Zhang, a lawyer-turned-reporter, had traveled to Wuhan in February 2020 to provide on-the-ground information about the Covid-19 pandemic and the lockdown measures imposed in the city.

She had reportedly questioned the handling of the crisis by authorities and had also reported how government officials had detained independent reporters and harassed families of Covid-19 patients.

Zhang, who had gone missing in May 2020, was detained by Chinese authorities in Shanghai. A Chinese court had later sentenced her to four years in prison for “picking quarrels and provoking trouble,” a common accusation used against dissenting citizens.

Allegedly, one Shanghai-based activist has been summoned by police for talking about getting Zhang from prison on May 13 with her mother.

Another Henan-based activist Shen Yanqiu who was en route to Shanghai to greet Zhang or at least show solidarity with her outside Shanghai Women’s Prison was reportedly intercepted by police at a train station, rights group Civil Rights and Livelihood Watch reported.

“These are extremely worrying signs,” Wang lamented.

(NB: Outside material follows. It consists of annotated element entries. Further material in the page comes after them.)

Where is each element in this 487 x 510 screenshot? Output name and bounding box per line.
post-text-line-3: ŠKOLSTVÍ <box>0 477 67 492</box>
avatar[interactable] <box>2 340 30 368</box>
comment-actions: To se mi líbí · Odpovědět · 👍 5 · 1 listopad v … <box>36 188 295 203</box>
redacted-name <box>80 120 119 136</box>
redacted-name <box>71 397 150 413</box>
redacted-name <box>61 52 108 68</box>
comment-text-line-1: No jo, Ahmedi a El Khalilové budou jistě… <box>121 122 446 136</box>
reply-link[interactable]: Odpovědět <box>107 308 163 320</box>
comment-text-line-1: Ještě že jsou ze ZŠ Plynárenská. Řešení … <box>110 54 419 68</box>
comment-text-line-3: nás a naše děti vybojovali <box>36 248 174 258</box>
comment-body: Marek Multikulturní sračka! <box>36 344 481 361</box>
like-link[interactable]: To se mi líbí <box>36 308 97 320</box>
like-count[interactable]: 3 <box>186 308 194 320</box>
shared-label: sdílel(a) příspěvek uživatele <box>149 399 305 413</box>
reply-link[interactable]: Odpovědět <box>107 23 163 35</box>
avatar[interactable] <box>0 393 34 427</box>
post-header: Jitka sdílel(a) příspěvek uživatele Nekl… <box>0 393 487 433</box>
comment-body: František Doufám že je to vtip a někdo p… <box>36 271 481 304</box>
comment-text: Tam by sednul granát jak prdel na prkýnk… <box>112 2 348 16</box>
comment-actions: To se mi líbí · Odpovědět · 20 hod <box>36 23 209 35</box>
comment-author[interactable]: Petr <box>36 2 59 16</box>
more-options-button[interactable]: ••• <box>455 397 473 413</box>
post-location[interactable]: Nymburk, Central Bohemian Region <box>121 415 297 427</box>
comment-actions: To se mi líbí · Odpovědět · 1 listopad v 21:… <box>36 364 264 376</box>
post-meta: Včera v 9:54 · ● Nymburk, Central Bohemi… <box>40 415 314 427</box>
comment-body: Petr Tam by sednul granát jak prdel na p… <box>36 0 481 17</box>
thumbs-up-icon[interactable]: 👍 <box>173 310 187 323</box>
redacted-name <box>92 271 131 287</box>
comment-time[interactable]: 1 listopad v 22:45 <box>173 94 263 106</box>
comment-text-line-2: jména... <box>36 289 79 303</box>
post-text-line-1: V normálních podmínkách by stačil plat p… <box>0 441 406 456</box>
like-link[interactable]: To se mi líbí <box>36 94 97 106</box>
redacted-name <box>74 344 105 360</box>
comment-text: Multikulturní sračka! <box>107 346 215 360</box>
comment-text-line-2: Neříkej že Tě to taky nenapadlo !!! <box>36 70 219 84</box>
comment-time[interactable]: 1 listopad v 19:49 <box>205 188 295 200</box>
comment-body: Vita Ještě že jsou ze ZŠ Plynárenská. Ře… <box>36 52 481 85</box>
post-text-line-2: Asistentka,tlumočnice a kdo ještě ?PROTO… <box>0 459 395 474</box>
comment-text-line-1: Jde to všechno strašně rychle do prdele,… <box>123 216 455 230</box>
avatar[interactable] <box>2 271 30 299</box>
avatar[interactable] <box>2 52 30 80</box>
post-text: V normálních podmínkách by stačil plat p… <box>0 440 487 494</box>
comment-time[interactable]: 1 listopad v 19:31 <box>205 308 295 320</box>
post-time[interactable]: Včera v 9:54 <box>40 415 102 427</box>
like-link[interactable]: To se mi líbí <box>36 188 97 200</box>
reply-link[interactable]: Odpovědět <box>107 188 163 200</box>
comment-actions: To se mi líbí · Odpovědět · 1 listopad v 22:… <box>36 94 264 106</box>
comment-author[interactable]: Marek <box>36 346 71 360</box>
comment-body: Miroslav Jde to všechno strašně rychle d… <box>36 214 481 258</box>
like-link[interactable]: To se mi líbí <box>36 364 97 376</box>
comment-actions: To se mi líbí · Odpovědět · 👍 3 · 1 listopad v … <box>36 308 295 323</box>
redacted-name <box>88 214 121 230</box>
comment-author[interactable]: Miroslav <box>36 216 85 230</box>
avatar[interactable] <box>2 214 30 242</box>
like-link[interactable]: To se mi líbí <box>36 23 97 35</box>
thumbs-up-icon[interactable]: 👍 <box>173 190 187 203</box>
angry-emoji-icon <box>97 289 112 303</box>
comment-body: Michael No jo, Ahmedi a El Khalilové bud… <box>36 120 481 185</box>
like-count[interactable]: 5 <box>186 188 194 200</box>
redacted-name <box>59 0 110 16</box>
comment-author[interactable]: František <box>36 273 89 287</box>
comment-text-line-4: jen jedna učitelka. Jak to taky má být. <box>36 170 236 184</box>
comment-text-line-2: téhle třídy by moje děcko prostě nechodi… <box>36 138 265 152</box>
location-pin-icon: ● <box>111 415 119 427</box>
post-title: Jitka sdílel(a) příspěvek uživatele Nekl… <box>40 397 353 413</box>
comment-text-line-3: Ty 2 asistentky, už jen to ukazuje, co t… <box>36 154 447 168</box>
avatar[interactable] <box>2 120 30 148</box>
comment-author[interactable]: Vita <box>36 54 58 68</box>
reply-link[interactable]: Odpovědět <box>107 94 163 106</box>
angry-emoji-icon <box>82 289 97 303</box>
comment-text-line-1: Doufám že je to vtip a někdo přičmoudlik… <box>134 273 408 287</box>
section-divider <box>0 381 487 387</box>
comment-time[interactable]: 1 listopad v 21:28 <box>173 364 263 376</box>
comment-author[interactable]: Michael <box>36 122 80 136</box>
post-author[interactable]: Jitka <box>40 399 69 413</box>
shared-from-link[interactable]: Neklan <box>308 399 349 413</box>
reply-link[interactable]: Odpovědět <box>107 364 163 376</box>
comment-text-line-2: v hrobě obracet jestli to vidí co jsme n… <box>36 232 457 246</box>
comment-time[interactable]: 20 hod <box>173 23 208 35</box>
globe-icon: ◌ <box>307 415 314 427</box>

The group called upon the international society to hold the Chinese Communist regime “accountable for its horrendous practice of ‘soft detention’ or ‘non-release’ of former political prisoners.”

Soft detention is a form of house arrest used by China to control political dissidents.

According to a report by Madrid-based Safeguard Defenders, China uses “Residential Surveillance (RS),” with the help of legal loopholes to simply bar communication and isolate victims within their homes.

The victims’ ID cards and passports are seized, bank accounts frozen, phone calls tapped, internet activity monitored, and meetings with family or lawyers blocked by the police and government officials, the report said.

Residential Surveillance was introduced into the Chinese Criminal Procedure Law (CPL) in 1979 and has been implemented on a large scale to muzzle dissent and criticism.

Using official government data, Safeguard Defenders highlighted a meteoric increase in Residential Surveillance from only 5,549 cases in the first year of President Xi Jinping’s rule in 2013 to 28,704 (417 percent) in the second year.